La stratégie du groupe est limpide : politique de contrôle de réductions de coûts et poursuite de la « philosophie » du « zero based budgeting » (chaque exercice budgétaire repart de zéro et non du réalisé de la période précédente). Ce qui suppose une politique commerciale avant tout axée sur les marques fortes dans les marchés arrosés. Ce qui implique aussi la fin du système Interbrew (« World’s local brewer ») qui favorisait les bières locales. On l’a compris : la bière peut se brasser n’importe où, sans obligation géographique ou historique, à condition que cela se fasse en grosse quantité. Preuve de la ligne suivie : les nombreux achats en Allemagne, pourtant déjà bien catalogué « Inbev », ce qui permet de réaliser de nombreuses synergies (et donc des réductions de coût) tout en asséchant discrètement le marché des concurrents potentiels. La justification des fermetures coule elle aussi de source : la diminution de la consommation en Europe de l’Ouest implique la disparition de certaines brasseries…
Les Belges peu à peu écartés du pouvoir
L’autre origine de ce modèle de gouvernance désormais antisocial est à trouver dans la perte de pouvoir des Belges et de l’ex-Interbrew. En septembre 2005, de nombreux changements vont être opérés. Frédéric de Radiguès, qui avait pris la direction générale des opérations belges et luxembourgeoises neuf mois plus tôt, est remplacé par le Portguais Miguel Patricio, jusque là vice-président marketing de la zone Amérique du Nord d’Inbev. Justification officielle : la Belgique a besoin d’un coup de fouet commercial. Le contrôle des achats (poste-clé dans la recherche de réduction de coûts et de synergies) est lui aussi retiré des mains d’Interbrew pour être confié au Brésilien Juan Vergana. Quant au poste de vice-président de la croissance externe, jadis confié au Belge Gauthier de Biolley, il reviendra désormais à un Américain qui devra rapporter ses faits et gestes… à un Brésilien. Si, au conseil d’administration, le pouvoir reste équilibré, il n’en est pas de même au comité exécutif où l’on compte désormais trois Belges pour cinq Brésiliens, trois Américains (marché convoité, rappelons le) et trois Européens. A ce moment, les syndicats belges s’inquiètent de ce transfert de pouvoir. Ils ont raison. Fin décembre, Pierre Jean Everaert (ex Interbrew) annonce son départ de la présidence du conseil d’administration en avril 2006. Il serait remplacé, à en croire les rumeurs, par un non Belge.

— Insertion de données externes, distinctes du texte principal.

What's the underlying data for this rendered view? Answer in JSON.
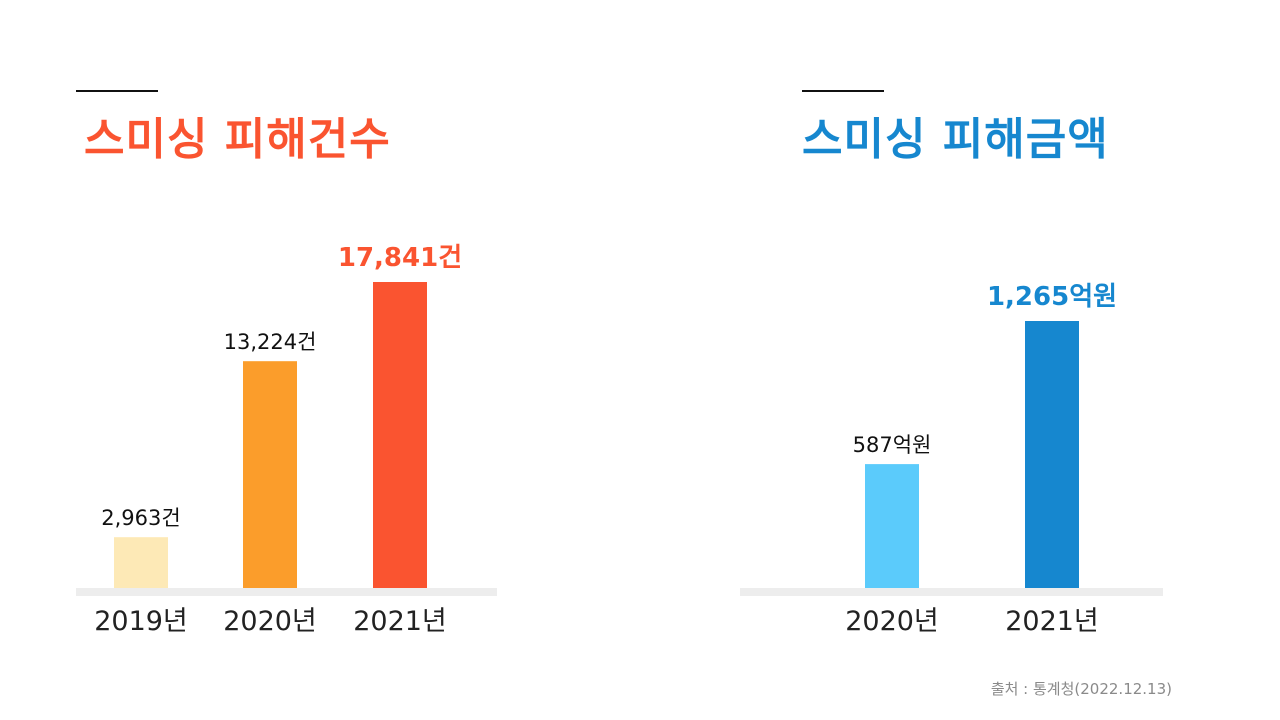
{
  "source_note": "출처 : 통계청(2022.12.13)",
  "chart_data": [
    {
      "type": "bar",
      "title": "스미싱 피해건수",
      "title_color": "#fa5430",
      "categories": [
        "2019년",
        "2020년",
        "2021년"
      ],
      "values": [
        2963,
        13224,
        17841
      ],
      "data_labels": [
        "2,963건",
        "13,224건",
        "17,841건"
      ],
      "bar_colors": [
        "#fde9b6",
        "#fb9d2b",
        "#fa5430"
      ],
      "label_colors": [
        "#111111",
        "#111111",
        "#fa5430"
      ],
      "highlight_index": 2,
      "ylim": [
        0,
        17841
      ],
      "grid": false
    },
    {
      "type": "bar",
      "title": "스미싱 피해금액",
      "title_color": "#1687cf",
      "categories": [
        "2020년",
        "2021년"
      ],
      "values": [
        587,
        1265
      ],
      "data_labels": [
        "587억원",
        "1,265억원"
      ],
      "bar_colors": [
        "#5bcbfb",
        "#1687cf"
      ],
      "label_colors": [
        "#111111",
        "#1687cf"
      ],
      "highlight_index": 1,
      "ylim": [
        0,
        1265
      ],
      "grid": false
    }
  ]
}
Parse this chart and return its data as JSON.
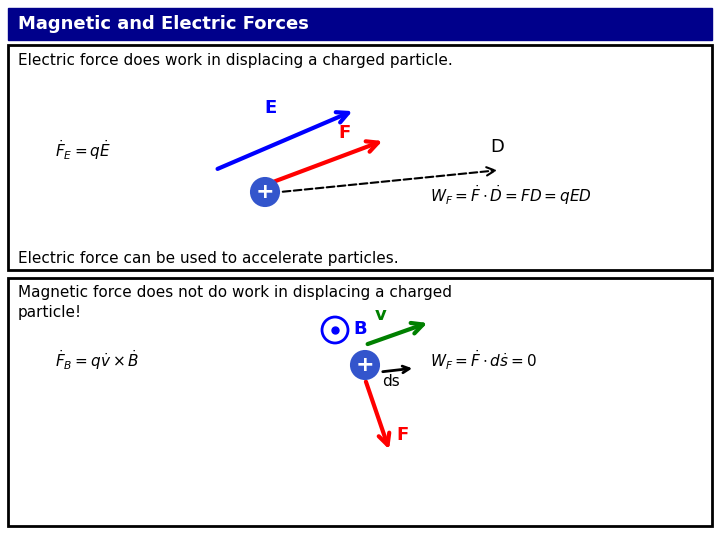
{
  "title": "Magnetic and Electric Forces",
  "title_bg": "#00008B",
  "title_color": "#FFFFFF",
  "panel1_text1": "Electric force does work in displacing a charged particle.",
  "panel1_text2": "Electric force can be used to accelerate particles.",
  "panel2_line1": "Magnetic force does not do work in displacing a charged",
  "panel2_line2": "particle!",
  "label_E": "E",
  "label_F1": "F",
  "label_D": "D",
  "label_B": "B",
  "label_v": "v",
  "label_ds": "ds",
  "label_F2": "F",
  "bg_color": "#FFFFFF",
  "title_font_size": 13,
  "body_font_size": 11,
  "formula_font_size": 11
}
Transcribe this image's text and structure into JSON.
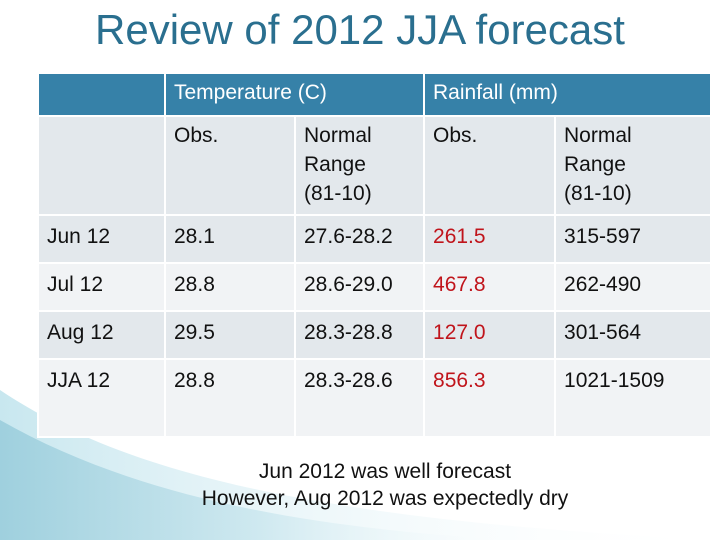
{
  "title": "Review of 2012 JJA forecast",
  "header": {
    "blank": "",
    "temperature": "Temperature (C)",
    "rainfall": "Rainfall (mm)"
  },
  "subheader": {
    "blank": "",
    "temp_obs": "Obs.",
    "temp_normal": [
      "Normal",
      "Range",
      "(81-10)"
    ],
    "rain_obs": "Obs.",
    "rain_normal": [
      "Normal",
      "Range",
      "(81-10)"
    ]
  },
  "rows": [
    {
      "period": "Jun 12",
      "temp_obs": "28.1",
      "temp_range": "27.6-28.2",
      "rain_obs": "261.5",
      "rain_range": "315-597"
    },
    {
      "period": "Jul 12",
      "temp_obs": "28.8",
      "temp_range": "28.6-29.0",
      "rain_obs": "467.8",
      "rain_range": "262-490"
    },
    {
      "period": "Aug 12",
      "temp_obs": "29.5",
      "temp_range": "28.3-28.8",
      "rain_obs": "127.0",
      "rain_range": "301-564"
    },
    {
      "period": "JJA 12",
      "temp_obs": "28.8",
      "temp_range": "28.3-28.6",
      "rain_obs": "856.3",
      "rain_range": "1021-1509"
    }
  ],
  "notes": [
    "Jun 2012 was well forecast",
    "However, Aug 2012 was expectedly dry"
  ],
  "colors": {
    "title": "#2a6f8f",
    "header_bg": "#3681a8",
    "row_even_bg": "#e3e8ec",
    "row_odd_bg": "#f1f3f5",
    "rainfall_highlight": "#c0141b"
  }
}
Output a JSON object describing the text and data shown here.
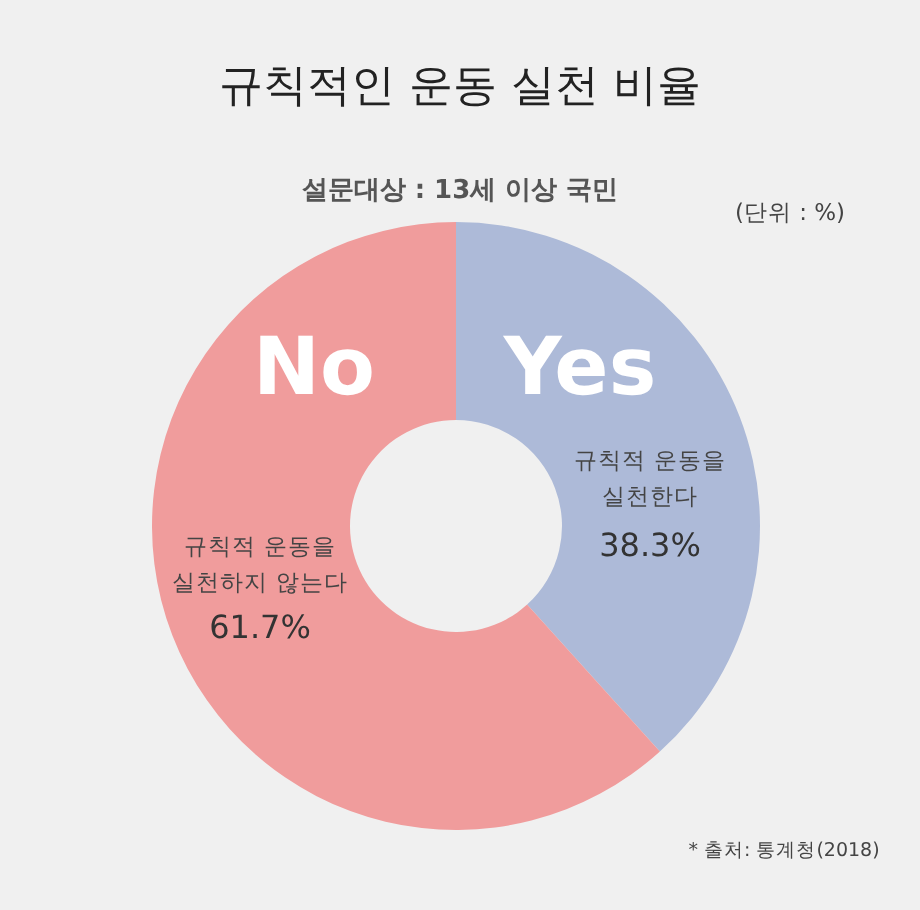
{
  "chart_data": {
    "type": "donut",
    "title": "규칙적인 운동 실천 비율",
    "subtitle": "설문대상 : 13세 이상 국민",
    "categories": [
      "Yes",
      "No"
    ],
    "values": [
      38.3,
      61.7
    ],
    "colors": [
      "#adbad8",
      "#f09c9c"
    ],
    "value_labels": [
      "38.3%",
      "61.7%"
    ],
    "annotations": [
      "규칙적 운동을\n실천한다",
      "규칙적 운동을\n실천하지 않는다",
      "(단위 : %)",
      "* 출처: 통계청(2018)"
    ],
    "legend": false
  }
}
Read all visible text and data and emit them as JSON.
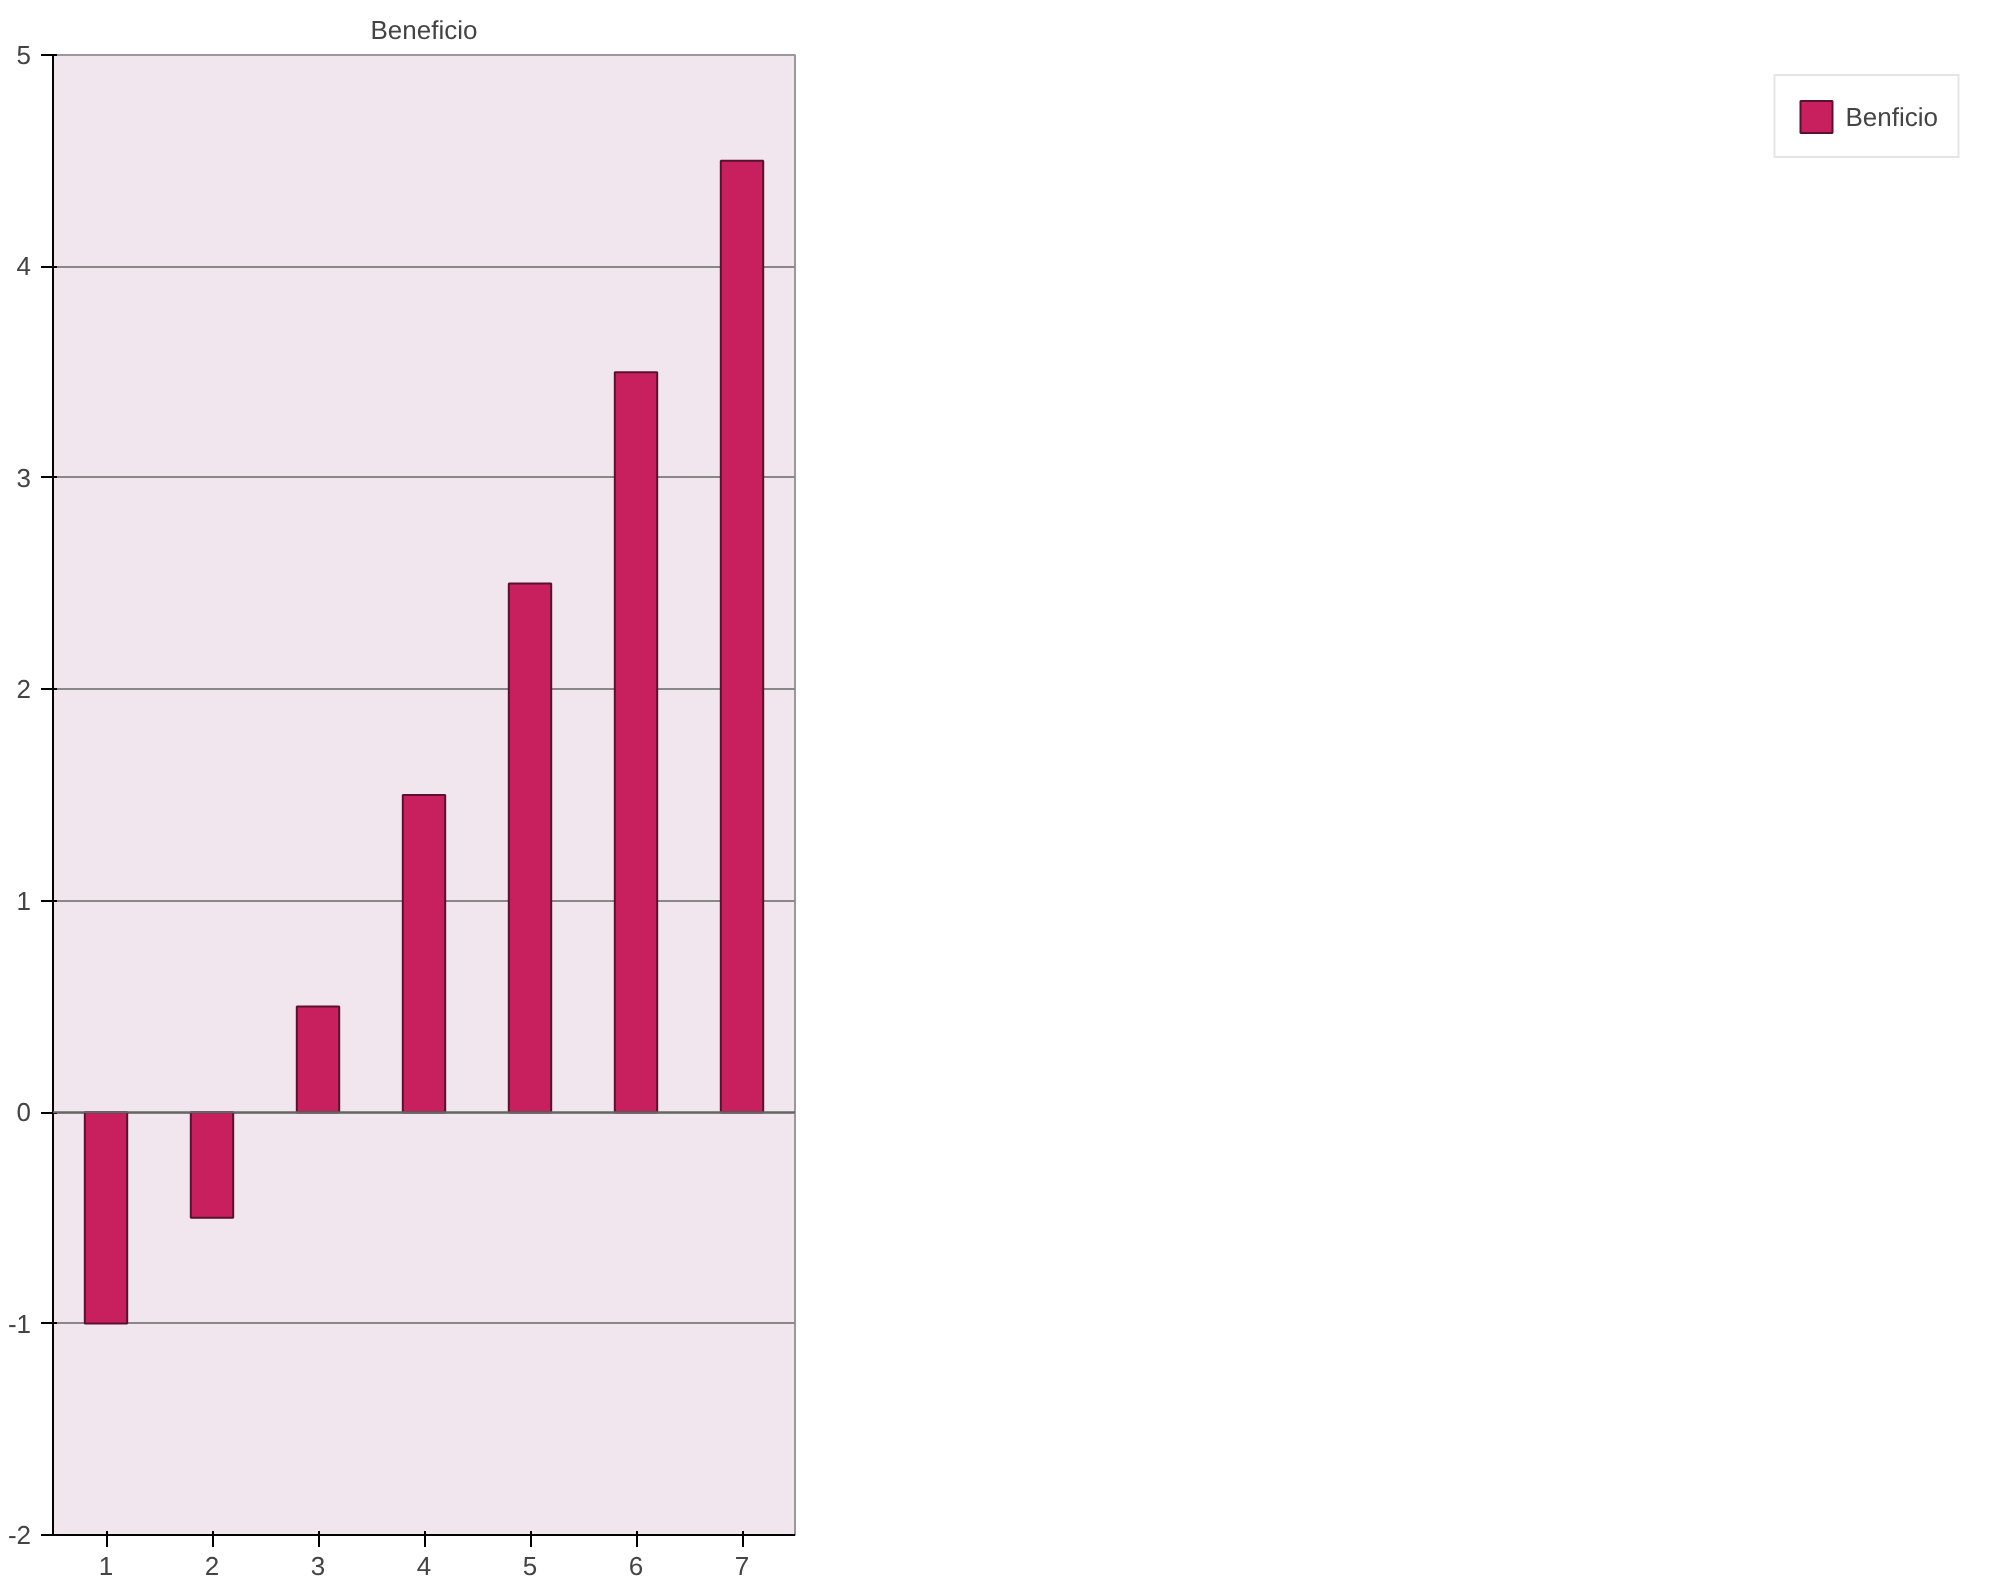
{
  "chart_data": {
    "type": "bar",
    "title": "Beneficio",
    "categories": [
      "1",
      "2",
      "3",
      "4",
      "5",
      "6",
      "7"
    ],
    "series": [
      {
        "name": "Benficio",
        "color": "#c8205e",
        "values": [
          -1,
          -0.5,
          0.5,
          1.5,
          2.5,
          3.5,
          4.5
        ]
      }
    ],
    "ylim": [
      -2,
      5
    ],
    "yticks": [
      -2,
      -1,
      0,
      1,
      2,
      3,
      4,
      5
    ],
    "grid": "y",
    "legend": "right"
  }
}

Dans la foulée, John Brock, jugé trop frileux par les actionnaires, est remercié en toute fin d’année et, étonnamment ( !), c’est un Brésilien (Carlos Brito) qui prend le pouvoir du comité exécutif. L’homme est réputé pour sa connaissance des marchés émergents. Enfin, début janvier, le Portugais Miguel Patricio, en partance pour la zone Amérique du Nord, est relayé par la Française Sabine Sagaert désormais en charge de la division Belgique et Luxembourg.
Rarement le monde économique avance à coup de coïncidences. Mais toujours ou presque il fait prévaloir la rentabilité sur le social. L’épisode Inbev nous le rappelle, une fois encore, bien amèrement.